How to Create a Budget When You Have No Money
How do I budget when I'm poor? If I'm on low income? If I can't pay my bills?
This is such a tough question. Having personally struggled financially in the past, my heart breaks when someone asks this in one of our live workshops. I know how tough it can be when things are that tight. I SO want to have a simple, easy answer that fixes everything. But that’s why it’s a tough question, there is no easy answer. I can’t say, “Oh just click on this button and you’ll be all set!”. I can’t say, “Oh, this rule will easily address that issue right now.”
This question is really one of two questions:
- What do I do when my expenses exceed my income?
- What do I do when the bills arrive before the money?
There are only two options: You either need to cut expenses or increase income. That’s it.
Start by cutting spending.
YNAB can really help with this. If you track your spending, you’ll see where the money is going and you’ll begin to notice places where you can cut back. That’s what happened to me. I couldn’t believe how much I was spending on eating out! I was essentially bleeding in that category. Tracking it created awareness and awareness created better decisions. I didn’t need a financial advisor to tell me to cut back there. Once I had the information in front of me in one place (YNAB’s Budget Screen), it was obvious.
I can not stress how helpful that was. Track your spending. Even if you feel you are assigning money to a category and then immediately spending it – you are still creating awareness. It’s worth it.
What should you do in the short-term?
First, If a bill arrives and you really can’t pay it, you should contact the creditor and work something out.
Communication matters.
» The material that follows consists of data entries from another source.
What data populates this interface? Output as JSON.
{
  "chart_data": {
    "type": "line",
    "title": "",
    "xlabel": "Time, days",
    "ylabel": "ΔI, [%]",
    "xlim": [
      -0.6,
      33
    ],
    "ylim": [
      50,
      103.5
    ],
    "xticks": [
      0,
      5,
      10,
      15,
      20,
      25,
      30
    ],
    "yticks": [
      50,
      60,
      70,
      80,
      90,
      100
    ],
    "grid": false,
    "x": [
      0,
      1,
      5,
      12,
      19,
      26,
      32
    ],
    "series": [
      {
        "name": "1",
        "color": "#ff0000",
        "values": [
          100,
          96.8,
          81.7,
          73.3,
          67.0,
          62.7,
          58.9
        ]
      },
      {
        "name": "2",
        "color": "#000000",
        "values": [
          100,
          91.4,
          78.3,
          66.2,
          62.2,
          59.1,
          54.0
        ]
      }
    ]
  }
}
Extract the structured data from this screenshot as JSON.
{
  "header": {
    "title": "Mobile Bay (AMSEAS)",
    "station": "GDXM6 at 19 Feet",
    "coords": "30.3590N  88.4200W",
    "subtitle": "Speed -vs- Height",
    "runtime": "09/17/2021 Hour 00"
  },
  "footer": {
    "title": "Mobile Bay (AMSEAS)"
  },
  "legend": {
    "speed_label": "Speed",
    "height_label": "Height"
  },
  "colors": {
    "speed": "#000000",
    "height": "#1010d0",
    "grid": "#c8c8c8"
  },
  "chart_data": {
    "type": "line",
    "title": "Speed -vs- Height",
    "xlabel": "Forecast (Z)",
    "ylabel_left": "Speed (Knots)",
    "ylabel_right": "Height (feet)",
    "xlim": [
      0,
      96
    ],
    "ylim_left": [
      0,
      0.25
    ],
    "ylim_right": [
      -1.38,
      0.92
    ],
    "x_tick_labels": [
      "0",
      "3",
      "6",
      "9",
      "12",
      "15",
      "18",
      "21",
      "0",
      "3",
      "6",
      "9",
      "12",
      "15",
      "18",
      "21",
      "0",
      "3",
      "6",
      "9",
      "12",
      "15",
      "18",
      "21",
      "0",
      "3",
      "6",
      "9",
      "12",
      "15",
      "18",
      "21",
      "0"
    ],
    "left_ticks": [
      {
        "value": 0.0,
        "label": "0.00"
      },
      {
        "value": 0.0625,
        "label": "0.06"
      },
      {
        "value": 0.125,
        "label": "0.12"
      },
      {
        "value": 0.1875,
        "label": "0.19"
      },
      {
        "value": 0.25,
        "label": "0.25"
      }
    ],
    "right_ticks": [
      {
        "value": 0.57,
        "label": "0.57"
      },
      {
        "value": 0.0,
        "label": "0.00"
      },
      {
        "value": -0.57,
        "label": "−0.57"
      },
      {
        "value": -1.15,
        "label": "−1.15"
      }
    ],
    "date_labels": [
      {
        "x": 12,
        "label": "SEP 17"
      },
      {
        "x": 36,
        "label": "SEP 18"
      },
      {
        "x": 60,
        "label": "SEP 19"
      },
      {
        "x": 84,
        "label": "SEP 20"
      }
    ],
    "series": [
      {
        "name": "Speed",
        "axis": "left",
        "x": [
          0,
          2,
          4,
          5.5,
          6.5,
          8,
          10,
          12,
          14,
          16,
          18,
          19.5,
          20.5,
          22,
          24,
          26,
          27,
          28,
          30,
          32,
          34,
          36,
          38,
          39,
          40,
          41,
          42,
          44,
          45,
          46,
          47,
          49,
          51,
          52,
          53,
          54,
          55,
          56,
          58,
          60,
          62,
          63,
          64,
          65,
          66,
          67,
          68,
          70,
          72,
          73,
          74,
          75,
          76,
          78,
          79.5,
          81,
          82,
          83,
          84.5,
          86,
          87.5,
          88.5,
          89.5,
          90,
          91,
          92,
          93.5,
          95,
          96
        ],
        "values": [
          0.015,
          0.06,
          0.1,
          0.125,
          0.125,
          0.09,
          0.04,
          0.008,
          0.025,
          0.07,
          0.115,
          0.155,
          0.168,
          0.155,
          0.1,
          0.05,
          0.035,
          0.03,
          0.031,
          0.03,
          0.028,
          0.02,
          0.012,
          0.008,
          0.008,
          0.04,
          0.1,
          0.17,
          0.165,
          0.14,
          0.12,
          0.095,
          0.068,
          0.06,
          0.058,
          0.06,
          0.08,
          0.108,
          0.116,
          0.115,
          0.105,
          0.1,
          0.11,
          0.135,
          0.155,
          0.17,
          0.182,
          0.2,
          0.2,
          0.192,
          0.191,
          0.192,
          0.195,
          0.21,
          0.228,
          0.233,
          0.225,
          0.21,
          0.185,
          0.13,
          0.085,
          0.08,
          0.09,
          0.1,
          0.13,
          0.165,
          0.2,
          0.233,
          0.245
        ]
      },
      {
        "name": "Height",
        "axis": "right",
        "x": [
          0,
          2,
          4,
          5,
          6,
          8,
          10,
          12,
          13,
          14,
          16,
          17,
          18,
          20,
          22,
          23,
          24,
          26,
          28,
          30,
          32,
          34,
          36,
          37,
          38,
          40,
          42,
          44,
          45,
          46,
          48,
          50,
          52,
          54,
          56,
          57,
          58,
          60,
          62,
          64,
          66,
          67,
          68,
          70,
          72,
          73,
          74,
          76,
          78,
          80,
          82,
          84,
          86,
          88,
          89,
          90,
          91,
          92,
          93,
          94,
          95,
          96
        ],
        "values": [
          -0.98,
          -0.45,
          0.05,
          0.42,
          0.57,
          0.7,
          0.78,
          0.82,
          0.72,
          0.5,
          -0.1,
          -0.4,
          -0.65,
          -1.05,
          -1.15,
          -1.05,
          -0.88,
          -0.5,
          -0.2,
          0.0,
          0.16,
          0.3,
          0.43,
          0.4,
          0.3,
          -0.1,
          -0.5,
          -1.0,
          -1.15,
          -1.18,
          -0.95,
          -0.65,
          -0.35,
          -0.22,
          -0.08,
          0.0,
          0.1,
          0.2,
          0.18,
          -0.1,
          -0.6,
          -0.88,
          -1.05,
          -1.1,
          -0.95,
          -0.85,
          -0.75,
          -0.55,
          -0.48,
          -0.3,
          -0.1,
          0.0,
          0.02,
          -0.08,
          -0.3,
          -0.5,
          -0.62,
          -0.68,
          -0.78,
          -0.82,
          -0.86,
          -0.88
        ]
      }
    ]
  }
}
The worst thing you can do is ignore it. Give them a call. I’ve found most companies are willing to accept a smaller payment over no payment at all.
You’ll feel better if you call them and work out a solution. Really. You will. Facing it puts you in control, and knowing there’s a workable plan in place will reduce your stress about it.
Second, only budget the money you have and prioritize like crazy.
Start by budgeting for immediate needs. You’ve got to eat but you don’t need to eat out. You also need gas in the car to get to work. (Getting to work is key since that creates more income.) So budget for immediate needs then start budgeting for bills. Which bills need to be paid right now? out of this check? Budget for those. Maybe budgeting for rainy day funds or the buffer aren’t possible right now. Take care of what’s in front of you first.
Third, avoid using your credit card to get you by.
Think short-term pain, long-term gain. Break that habit as quickly as you can. Moving your mindset away from leaning on debt will help the shift to working with what you have.
What if cutting spending isn’t enough?
After a while you’ll have a record of your spending. At that point, you may find yourself in the situation I was in a few years back. I’d cut spending like crazy and I stopped using credit cards. This stopped the bleeding and then I was able to start working on debt repayment. But growing rainy day funds and a buffer were slow at best.
I remember sitting at the computer staring at the budget one day. I was trying to shift funds around to fix something. There was no wiggle room. That’s the first time I heard the budget speaking to me:
“Erin, you need more money. You aren’t earning enough.”
There was nothing else to cut – at least not without a negative impact on my quality of life. This was a hard pill to swallow, but at least I was making this decision armed with good information. I knew it was what I needed to do.
Since I was teaching music at the time, I started offering music lessons in the summer time. A lot of music teachers do this over the summer, and some of my students had asked about it in previous years. I set up a schedule that had me teaching out of my house two days a week for eight weeks of the summer school vacation. I put together an information packet and gave it out near the end of the year. I charged $40 an hour and $25 for a half hour lesson. This generated a couple thousand dollars over the summer. That helped me make progress on savings goals and sped up the debt repayment. It was also super fun.
I did this for a few summers and then ended up working for YNAB part-time and that replaced the summer teaching. So…you could say acknowledging the need for more income set me on a path that led me to a career change and new job I love! Just because something starts out as bad news (Yikes! I need another job.) That doesn’t mean great things can’t come from it.
Think about what you could do. Everyone can do something! There are lots of ways to increase income. Mark said in a recent post that budgets are bones and income is muscle. Maybe that’s what your budget needs – a little more muscle.
Maybe cutting back will be enough, who knows? But don’t operate in the dark. Track. Prioritize. Tell your money what to do. You’ll be surprised how obedient your money becomes once you do.